Feeling alone in the divorce process is a common sentiment that many men share after their lives have been torn apart. In adjusting to this new reality, newly-divorced individuals can find themselves feeling like no one could possibly understand what exactly they are feeling.

Many men resort to shutting people out and becoming reclusive. They block out the world and close themselves into a place where they feel safe and where no one can ever hurt them again. This type of behavior cuts off relationships and accomplishes the goal of isolation.

Health hazards

While that goal may seem attractive to some, it can have disastrous consequences for one’s health and well-being. Researchers at Cornell University have examined the health consequences of social disconnectedness and isolation.

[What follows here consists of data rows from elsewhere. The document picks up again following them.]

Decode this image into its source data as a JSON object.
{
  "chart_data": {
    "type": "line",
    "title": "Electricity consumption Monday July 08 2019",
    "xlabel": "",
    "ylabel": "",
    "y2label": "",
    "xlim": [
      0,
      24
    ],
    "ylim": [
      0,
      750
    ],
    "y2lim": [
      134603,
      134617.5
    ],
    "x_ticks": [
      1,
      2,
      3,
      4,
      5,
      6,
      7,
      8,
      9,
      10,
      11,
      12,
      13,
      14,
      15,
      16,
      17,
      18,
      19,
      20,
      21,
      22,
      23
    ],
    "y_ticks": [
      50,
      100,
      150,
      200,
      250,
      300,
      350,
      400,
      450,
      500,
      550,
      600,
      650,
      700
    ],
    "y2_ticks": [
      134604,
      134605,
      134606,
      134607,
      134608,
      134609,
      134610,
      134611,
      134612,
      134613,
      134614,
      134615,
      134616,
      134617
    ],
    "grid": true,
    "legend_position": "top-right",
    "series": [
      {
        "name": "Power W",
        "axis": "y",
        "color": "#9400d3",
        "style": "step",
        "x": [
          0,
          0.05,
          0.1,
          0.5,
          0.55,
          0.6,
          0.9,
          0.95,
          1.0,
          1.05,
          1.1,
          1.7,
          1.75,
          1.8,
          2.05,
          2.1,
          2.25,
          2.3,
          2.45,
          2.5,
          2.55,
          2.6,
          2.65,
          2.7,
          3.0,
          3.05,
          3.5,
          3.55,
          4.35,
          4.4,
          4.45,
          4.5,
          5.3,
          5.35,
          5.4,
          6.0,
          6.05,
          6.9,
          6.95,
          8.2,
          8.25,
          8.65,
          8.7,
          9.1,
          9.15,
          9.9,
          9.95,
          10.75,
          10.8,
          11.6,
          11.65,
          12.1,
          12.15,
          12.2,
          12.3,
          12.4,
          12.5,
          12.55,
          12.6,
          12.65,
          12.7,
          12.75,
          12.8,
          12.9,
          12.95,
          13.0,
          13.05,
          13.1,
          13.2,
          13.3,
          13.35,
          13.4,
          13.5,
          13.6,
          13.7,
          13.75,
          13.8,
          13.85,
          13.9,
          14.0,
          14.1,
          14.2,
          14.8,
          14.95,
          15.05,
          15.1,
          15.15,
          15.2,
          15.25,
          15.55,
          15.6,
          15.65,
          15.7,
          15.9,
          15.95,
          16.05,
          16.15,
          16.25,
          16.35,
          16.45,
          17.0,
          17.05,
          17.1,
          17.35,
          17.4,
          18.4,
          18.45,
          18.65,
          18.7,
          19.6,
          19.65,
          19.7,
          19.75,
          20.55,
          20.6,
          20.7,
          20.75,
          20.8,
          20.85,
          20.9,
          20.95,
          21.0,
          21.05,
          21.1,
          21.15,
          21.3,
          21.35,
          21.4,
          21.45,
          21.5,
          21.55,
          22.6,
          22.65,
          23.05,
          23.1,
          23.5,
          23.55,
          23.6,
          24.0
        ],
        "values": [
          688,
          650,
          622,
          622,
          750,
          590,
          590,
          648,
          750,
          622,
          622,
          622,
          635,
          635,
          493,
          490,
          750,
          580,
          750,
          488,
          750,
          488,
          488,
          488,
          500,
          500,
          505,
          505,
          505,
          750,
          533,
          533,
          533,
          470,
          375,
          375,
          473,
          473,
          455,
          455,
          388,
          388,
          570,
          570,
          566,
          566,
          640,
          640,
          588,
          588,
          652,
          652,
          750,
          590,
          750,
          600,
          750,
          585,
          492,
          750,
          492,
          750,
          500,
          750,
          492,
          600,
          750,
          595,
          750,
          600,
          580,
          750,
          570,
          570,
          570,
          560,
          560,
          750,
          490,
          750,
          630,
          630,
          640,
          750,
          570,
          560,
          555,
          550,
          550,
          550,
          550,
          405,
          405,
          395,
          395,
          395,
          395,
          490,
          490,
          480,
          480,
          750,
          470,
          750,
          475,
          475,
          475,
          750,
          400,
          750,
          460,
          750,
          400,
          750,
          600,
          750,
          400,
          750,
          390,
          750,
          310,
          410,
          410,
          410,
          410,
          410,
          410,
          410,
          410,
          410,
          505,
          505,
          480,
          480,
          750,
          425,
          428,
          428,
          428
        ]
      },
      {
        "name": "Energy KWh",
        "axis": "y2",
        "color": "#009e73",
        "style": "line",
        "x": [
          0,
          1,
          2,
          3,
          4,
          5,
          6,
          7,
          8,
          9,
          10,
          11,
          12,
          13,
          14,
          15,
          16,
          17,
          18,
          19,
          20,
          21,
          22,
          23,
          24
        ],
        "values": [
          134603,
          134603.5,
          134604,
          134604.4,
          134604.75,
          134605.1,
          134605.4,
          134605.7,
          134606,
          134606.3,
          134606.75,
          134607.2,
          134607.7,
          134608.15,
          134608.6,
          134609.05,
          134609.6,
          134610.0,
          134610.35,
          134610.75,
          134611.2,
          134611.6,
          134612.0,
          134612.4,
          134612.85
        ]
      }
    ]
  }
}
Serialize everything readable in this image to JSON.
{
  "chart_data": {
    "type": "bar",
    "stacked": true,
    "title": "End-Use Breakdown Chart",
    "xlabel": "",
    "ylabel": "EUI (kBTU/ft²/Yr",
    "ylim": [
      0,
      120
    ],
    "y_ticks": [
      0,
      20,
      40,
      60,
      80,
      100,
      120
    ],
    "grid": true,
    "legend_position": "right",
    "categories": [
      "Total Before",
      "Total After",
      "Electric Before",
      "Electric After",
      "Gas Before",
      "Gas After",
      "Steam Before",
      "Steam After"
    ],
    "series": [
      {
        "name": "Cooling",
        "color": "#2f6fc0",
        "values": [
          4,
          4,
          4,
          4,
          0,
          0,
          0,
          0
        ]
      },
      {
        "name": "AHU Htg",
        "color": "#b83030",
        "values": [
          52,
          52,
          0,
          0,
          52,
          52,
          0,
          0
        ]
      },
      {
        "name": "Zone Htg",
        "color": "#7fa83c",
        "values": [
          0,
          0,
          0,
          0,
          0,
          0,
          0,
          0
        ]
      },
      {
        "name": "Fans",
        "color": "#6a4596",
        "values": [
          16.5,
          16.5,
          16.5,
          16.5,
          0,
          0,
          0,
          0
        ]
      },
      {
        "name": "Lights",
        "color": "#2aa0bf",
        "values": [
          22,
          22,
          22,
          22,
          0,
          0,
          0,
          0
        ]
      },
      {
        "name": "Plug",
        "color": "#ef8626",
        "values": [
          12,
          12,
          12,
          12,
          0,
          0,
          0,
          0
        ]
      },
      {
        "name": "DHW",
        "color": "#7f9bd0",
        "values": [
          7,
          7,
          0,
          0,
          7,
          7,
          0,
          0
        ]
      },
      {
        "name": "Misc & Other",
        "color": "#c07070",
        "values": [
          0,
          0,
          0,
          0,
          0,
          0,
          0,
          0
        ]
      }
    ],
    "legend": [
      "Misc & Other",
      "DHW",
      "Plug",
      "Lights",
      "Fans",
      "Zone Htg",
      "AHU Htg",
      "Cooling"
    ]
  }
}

They found that these behaviors result in a decrease in mental and physical health.

These isolationistic behaviors may cause physical symptoms that are often associated with loneliness. These include higher levels of stress hormones, disrupted sleep patterns, altered immune system, more inflammation, a 29 percent increased risk of heart disease, 32 percent increased risk of a stroke, and a 30 percent increased risk of dying in the next seven years.

There also are many mental health risks that individuals who suffer from loneliness and isolation face. Those who exhibit these behaviors can accelerate their own cognitive decline, especially in older adults. They are highly susceptible to depression and anxiety disorders and can find themselves devolving into suicidal behaviors.

Benefit to the parent

Fixing what’s broken can be a difficult process for individuals who have experienced a divorce and are dealing with feeling alone. It requires admitting that your own behavior is unacceptable and actively choosing to take steps to correct it.

That can include enlisting the help of a professional. Many men look to counseling and therapy, in order to correct some of the unhealthy behaviors associated with loneliness and isolation after a divorce. There also are support groups, that allow individuals to heal among those that understand the pain of divorce and separation. In finding healing through this method, many no longer feel that they are alone in their suffering.

Divorced individuals are not the only ones experiencing this level of loneliness, and that is a sentiment that many individuals fresh off of a divorce do not seem to understand fully. According to Slate, the percentage of American adults who say they are lonely has doubled from 20 percent to 40 percent since the 1980s.

Despite your impulse to deal with the problems that you face after a divorce alone, it’s better to seek the comfort of others. Despite any of the problems you may have dealt with in the ending of your marriage, you still deserve your own social life. You deserve to be normal. You still deserve to have a conversation with someone or make small talk. Many who experience a traumatic event begin to question whether or not they deserve to have their own slice of normalcy.

In breaking out of loneliness and isolation, you, as a person, can be defined by your unwillingness to allow the divorce experience define you. You are committing to finding your own happiness again, that is not defined by trauma, pain, or loneliness. You are committing to being better for yourself.